In der Humannstraße gibt es – wie in vielen anderen neuen Schulbauten – ein Prinzip: Die sogenannten Lerncluster. Vier Jahrgänge der Schule gruppieren sich zu vier solche Verbänden, erklärt Müller-Hirschmann. Alle vier ersten Klassen liegen mit ihren Klassenräumen zusammen und bilden eine in sich abgeschlossene Einheit. Sie teilen sich eine eigene kleine Küche, einen Lernflur und Zusatzräume für Kleingruppen, außerdem ein Pflegebad und einen Waschraum mit Toiletten. "Eine Schule in der Schule", nennt die Schulleiterin das. "Eine Grundschule mit vier Klassen in jedem Jahrgang, das ist schon recht groß", sagt sie. Von den Clustern verspricht sie sich mehr Ruhe im Alltag.

Eine Ganztagsgrundschule, in der sich die Kinder von 8 bis 15 Uhr aufhalten, ist für sie nicht nur ein Ort zum Lernen, sondern auch zum Leben.

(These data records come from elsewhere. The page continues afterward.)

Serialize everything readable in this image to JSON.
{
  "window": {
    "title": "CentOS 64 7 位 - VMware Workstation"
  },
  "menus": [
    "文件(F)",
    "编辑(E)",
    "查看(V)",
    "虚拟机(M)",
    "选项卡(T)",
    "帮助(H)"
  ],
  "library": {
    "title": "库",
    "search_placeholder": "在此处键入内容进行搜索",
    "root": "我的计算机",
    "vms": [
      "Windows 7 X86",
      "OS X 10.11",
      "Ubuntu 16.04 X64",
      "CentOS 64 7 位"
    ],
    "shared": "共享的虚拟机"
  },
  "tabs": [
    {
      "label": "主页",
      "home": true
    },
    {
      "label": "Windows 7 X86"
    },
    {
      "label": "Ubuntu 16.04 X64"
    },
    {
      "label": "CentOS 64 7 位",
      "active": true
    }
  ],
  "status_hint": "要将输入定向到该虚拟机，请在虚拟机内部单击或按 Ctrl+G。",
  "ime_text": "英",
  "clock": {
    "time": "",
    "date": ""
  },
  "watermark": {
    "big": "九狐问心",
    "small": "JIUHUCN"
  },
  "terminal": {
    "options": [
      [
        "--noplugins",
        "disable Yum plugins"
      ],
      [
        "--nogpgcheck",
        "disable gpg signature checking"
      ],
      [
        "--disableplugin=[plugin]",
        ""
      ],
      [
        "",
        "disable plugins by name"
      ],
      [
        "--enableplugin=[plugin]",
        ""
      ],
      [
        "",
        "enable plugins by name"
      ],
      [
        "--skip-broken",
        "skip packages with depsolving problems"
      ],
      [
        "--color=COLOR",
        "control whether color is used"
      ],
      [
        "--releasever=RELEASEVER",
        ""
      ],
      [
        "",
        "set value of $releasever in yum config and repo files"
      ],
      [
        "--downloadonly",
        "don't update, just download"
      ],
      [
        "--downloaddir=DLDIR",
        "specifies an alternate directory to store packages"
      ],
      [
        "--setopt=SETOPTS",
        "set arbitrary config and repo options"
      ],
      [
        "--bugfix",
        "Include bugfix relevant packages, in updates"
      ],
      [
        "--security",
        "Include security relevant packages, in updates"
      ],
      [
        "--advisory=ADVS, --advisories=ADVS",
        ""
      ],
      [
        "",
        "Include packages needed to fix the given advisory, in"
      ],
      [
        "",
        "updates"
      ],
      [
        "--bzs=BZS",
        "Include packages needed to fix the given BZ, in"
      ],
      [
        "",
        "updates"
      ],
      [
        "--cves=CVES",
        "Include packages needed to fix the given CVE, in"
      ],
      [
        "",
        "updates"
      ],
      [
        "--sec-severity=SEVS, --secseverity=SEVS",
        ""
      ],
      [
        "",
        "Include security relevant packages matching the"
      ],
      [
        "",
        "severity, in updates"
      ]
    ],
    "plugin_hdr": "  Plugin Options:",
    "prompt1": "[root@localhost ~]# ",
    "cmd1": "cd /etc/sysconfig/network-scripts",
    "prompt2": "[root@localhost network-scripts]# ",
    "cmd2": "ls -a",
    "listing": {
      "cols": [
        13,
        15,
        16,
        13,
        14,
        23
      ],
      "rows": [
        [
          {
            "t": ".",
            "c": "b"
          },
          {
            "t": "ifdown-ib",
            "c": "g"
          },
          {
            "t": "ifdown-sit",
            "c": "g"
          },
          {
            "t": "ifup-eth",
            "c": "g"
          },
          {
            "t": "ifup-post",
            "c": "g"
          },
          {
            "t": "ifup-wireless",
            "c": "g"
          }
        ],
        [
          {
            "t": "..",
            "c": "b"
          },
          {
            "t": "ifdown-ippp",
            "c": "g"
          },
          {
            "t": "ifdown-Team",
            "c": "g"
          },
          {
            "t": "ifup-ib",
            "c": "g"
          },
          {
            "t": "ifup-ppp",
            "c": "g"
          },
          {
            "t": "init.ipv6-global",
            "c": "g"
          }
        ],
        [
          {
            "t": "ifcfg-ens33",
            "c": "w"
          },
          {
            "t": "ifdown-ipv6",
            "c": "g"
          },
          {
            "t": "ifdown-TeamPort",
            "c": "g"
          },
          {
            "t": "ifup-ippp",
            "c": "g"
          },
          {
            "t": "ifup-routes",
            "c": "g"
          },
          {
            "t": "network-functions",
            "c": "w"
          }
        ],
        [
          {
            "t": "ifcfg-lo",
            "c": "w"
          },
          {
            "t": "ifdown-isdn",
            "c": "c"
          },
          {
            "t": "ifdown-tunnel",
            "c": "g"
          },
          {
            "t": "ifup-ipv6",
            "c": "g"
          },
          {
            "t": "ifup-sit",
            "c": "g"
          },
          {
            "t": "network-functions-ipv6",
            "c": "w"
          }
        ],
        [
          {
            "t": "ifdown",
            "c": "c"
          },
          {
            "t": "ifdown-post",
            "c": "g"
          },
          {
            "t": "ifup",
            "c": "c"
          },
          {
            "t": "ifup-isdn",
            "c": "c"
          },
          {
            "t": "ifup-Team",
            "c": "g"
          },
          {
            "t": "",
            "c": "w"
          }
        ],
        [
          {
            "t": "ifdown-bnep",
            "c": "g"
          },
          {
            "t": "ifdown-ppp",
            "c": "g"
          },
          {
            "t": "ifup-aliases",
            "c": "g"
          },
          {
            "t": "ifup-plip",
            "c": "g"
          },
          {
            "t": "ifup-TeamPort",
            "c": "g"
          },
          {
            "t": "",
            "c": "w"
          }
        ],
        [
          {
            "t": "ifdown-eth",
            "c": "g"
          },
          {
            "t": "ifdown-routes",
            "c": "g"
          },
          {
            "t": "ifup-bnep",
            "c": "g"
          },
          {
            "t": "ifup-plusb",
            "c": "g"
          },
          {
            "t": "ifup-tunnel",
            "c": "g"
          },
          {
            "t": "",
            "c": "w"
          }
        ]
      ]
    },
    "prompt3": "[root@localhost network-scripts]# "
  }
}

Und darauf ist das neue Schulgebäude in besonderer Weise ausgerichtet. Mit massiven Lärchenholz-Fenstern, Sitznischen und hellen Eckräumen setze man auf hochwertige Materialien und Aufenthaltsqualität, so Müller-Hirschmann. Geplant sind flächendeckendes WLAN und überall digitale Tafeln. Ins Gebäude integriert sind ein Werkraum, eine Forscherstube und ein Bewegungsraum.

Zudem ist das Gebäude ein Passivhaus, hat ein Grasdach und Fotovoltaik auf dem Dach. "Diese Schule wird soviel Strom produzieren, wie sie selbst verbraucht", sagt Hach. Im Sommer werde man hier Solarstrom ins Netz einspeisen, für den Winter gebe es zusätzlich einen Anschluss ans Fernwärmenetz.